If found this gem with that On This Day feature on Facebook (which I have a love/hate relationship). I love the memories, but sigh, seeing the passage of time sometimes leaves me with that nostalgia that we get as moms. And when I read this all I could think was thank goodness at least once I slowed down. I hope it blesses you today. ~Rachel 1/16
I spent the weekend cleaning, still catching up from the crazy busy days, and wanting to find a bit of normal and organization. I moved from room to room to room sorting boxes of mismatched toys, folding socks, putting books on the shelf, and throwing away. By Sunday night I was exhausted and the screen on my computer stared at me blankly – almost taunting – with my word document empty and no post showing.
I’ll write in the morning, I kept telling myself, and then went to bed.
Then, in the middle of the night sweet cries of Is it Morning Momma? woke me at 2:45 to find Samuel sitting in those new blue spiderman pajamas on the floor in the hallway outside of his room. So I scooped him up, told him I love you’s, sat in the room with him singing him songs, and staying there awake till sleep came back for him.
I’ll just sleep a bit more, I told myself again.

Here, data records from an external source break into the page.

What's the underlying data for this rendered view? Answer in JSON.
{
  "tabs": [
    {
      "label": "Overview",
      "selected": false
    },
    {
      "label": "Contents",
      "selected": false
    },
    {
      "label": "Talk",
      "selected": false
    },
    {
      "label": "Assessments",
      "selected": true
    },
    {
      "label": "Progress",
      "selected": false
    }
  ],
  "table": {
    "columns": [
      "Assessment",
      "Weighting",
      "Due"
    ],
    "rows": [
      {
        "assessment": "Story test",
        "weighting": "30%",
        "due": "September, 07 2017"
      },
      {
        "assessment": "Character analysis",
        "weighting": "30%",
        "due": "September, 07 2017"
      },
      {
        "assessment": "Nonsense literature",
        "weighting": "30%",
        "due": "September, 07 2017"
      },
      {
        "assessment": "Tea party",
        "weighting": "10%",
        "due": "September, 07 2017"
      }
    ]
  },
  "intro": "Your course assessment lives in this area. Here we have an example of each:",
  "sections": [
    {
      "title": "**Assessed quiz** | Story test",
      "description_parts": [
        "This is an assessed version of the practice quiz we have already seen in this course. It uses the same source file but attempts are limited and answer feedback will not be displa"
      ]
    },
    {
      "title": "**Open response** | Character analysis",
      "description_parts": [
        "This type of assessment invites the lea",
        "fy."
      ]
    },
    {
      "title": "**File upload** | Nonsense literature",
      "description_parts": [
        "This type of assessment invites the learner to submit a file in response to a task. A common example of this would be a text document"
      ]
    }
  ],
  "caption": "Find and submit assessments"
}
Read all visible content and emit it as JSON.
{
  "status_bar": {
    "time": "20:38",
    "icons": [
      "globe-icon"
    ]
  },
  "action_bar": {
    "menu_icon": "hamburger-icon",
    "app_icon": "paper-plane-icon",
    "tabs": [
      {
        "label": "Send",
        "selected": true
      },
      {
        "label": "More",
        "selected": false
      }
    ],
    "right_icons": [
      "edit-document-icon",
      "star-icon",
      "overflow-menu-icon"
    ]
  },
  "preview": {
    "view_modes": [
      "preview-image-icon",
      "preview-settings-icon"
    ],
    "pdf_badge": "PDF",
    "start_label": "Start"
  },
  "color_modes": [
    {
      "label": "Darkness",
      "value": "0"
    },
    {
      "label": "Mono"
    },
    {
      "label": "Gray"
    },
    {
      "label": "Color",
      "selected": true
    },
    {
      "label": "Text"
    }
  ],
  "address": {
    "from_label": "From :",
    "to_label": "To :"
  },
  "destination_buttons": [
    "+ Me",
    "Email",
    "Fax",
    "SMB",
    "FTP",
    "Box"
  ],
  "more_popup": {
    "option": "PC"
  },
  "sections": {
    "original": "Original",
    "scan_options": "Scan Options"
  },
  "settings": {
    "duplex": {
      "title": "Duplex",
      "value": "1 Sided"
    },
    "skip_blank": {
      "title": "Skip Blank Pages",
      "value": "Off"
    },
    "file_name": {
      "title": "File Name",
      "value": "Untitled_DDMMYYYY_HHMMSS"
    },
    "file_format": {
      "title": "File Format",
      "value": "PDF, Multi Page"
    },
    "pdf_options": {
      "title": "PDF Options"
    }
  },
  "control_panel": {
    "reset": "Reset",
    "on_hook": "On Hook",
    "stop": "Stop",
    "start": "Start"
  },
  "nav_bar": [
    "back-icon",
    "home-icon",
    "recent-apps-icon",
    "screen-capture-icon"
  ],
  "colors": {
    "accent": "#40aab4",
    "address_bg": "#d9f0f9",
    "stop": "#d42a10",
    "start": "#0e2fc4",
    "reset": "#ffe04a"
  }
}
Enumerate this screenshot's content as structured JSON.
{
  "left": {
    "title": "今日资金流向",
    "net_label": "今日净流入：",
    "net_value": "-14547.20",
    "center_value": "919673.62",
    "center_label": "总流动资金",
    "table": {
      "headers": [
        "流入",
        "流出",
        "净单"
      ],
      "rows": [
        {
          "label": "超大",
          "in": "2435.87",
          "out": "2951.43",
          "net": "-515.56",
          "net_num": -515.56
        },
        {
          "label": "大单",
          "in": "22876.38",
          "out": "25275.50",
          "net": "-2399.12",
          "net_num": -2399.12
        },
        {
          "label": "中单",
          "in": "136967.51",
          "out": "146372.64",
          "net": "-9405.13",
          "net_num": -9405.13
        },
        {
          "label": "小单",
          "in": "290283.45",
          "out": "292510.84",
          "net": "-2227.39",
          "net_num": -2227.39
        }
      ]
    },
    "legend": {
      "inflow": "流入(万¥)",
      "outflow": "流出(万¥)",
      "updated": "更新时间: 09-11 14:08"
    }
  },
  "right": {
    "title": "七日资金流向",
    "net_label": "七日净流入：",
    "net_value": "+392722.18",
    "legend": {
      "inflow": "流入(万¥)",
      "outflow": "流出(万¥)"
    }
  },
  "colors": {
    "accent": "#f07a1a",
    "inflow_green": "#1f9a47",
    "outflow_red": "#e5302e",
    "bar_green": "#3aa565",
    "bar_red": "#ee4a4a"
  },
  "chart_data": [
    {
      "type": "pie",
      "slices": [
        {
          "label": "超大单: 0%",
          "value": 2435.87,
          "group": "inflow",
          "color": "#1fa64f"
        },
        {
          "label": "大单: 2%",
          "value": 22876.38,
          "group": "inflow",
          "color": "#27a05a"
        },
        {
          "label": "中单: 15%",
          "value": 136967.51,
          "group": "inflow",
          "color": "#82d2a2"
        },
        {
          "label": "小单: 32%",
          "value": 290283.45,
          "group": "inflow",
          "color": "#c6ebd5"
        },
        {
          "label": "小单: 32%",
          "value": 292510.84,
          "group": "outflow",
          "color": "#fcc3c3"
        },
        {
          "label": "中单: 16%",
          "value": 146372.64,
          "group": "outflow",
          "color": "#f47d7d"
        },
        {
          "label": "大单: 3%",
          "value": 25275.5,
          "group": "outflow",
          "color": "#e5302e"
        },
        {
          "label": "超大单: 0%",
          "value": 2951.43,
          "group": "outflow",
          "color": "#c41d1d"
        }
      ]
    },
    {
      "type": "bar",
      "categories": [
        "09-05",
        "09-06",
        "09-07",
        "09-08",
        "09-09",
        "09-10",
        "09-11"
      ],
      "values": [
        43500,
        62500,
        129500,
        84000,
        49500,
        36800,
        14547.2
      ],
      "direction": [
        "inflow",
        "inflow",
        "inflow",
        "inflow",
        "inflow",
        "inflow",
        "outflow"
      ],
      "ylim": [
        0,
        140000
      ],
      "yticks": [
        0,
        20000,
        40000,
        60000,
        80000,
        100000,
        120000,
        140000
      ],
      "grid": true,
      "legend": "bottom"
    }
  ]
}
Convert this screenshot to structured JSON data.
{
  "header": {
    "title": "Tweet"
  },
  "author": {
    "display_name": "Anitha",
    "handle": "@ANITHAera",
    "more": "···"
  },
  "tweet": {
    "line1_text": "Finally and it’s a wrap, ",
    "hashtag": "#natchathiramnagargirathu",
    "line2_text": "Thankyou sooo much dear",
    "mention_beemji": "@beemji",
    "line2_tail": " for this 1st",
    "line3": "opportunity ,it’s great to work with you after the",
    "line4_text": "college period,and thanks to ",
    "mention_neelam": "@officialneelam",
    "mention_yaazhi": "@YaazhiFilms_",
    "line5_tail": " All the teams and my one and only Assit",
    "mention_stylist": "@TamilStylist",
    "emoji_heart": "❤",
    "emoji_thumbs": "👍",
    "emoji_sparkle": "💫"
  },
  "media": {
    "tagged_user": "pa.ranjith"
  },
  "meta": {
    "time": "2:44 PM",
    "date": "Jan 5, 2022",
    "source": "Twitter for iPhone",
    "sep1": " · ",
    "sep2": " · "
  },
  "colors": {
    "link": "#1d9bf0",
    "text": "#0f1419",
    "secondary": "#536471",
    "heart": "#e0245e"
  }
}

And morning came, and I slept until Samuel woke up, and I immediately felt behind. My word document still sat open with no words shared. After the little kids got some breakfast and scampered upstairs, I sat on our old worn plaid couch and attempted writing. I had this entire post written in my head that I wrote at 4 am while resting on the floor in Samuel’s room. But that post? Those words will have to wait.
Sit on you momma?
It was Samuel.
I told him to sit next to me and snuggle into me so that I could finish writing and catching up on email.
No, momma. Sit on you.
And with a contented sigh, and a remember of my words Carry Me Momma? from last Monday I picked up that three year old and let him nestle in my arms.
The words can wait.
For a time like this, this freezing morning in Minnesota, the time was for me to not need to have everything perfect, but was rather to sit there with Samuel on my lap. And I did, with no rushing agenda, with no thoughts of 102 things that I need to do, but rather with Samuel there, sitting, telling me his stories.
There are times in life where I don’t have the space to say yes so freely and no to my current to-do list. But, today, on this early Monday morning, it was about putting family first and taking five minutes, because that is all it was, for Samuel to just be with me. He sat there, content to be, and there was no agenda.
It was filling his cup first.
So often it’s easy to rush through the day and to fill and fix everything before filling our children’s cups. We’ll tell them in a minute or after lunch or as soon as I finish this or not right now or take a nap first or hold on and then we’ll get to the end of the day and those minutes never really happened. Our kids still love us, they still want that time, but our urgents pushed the real importants to the side. And sometimes that needs to happen – life is just like that – but when that becomes a habit we miss the five minutes of sweetness found in holding a three year old in the morning, or sitting with a five year old as he tells a story, or listening to your twelve year old’s list of dreams.
I know I’ve told it to you before – the putting your family on the list – thought, but today I’m going to gently encourage you to create white space in your day for those simple moments where family needs to come first. White space? It’s just a schedule or a to-do list lined with grace – extra time buffers in there that allow for moments like my morning.
If all of life was linear the moments would be lost.
Joy moments are truly embedded within the day – whispers of I love you here, and a hug there, and the seconds of sun sparkling through the window creating a rainbow on the floor, and the books all lined up perfectly for just a second, and hugs on a couch where they just want to sit on your lap.
Create space for those moments in your life.
Instead of the in a seconds, today take a moment, pause, get on your knees (or tiptoe up) and look in their eyes and answer, yes, right now.
The moments are there.
Create space. Find joy.
What are ways you find space for those simple moments?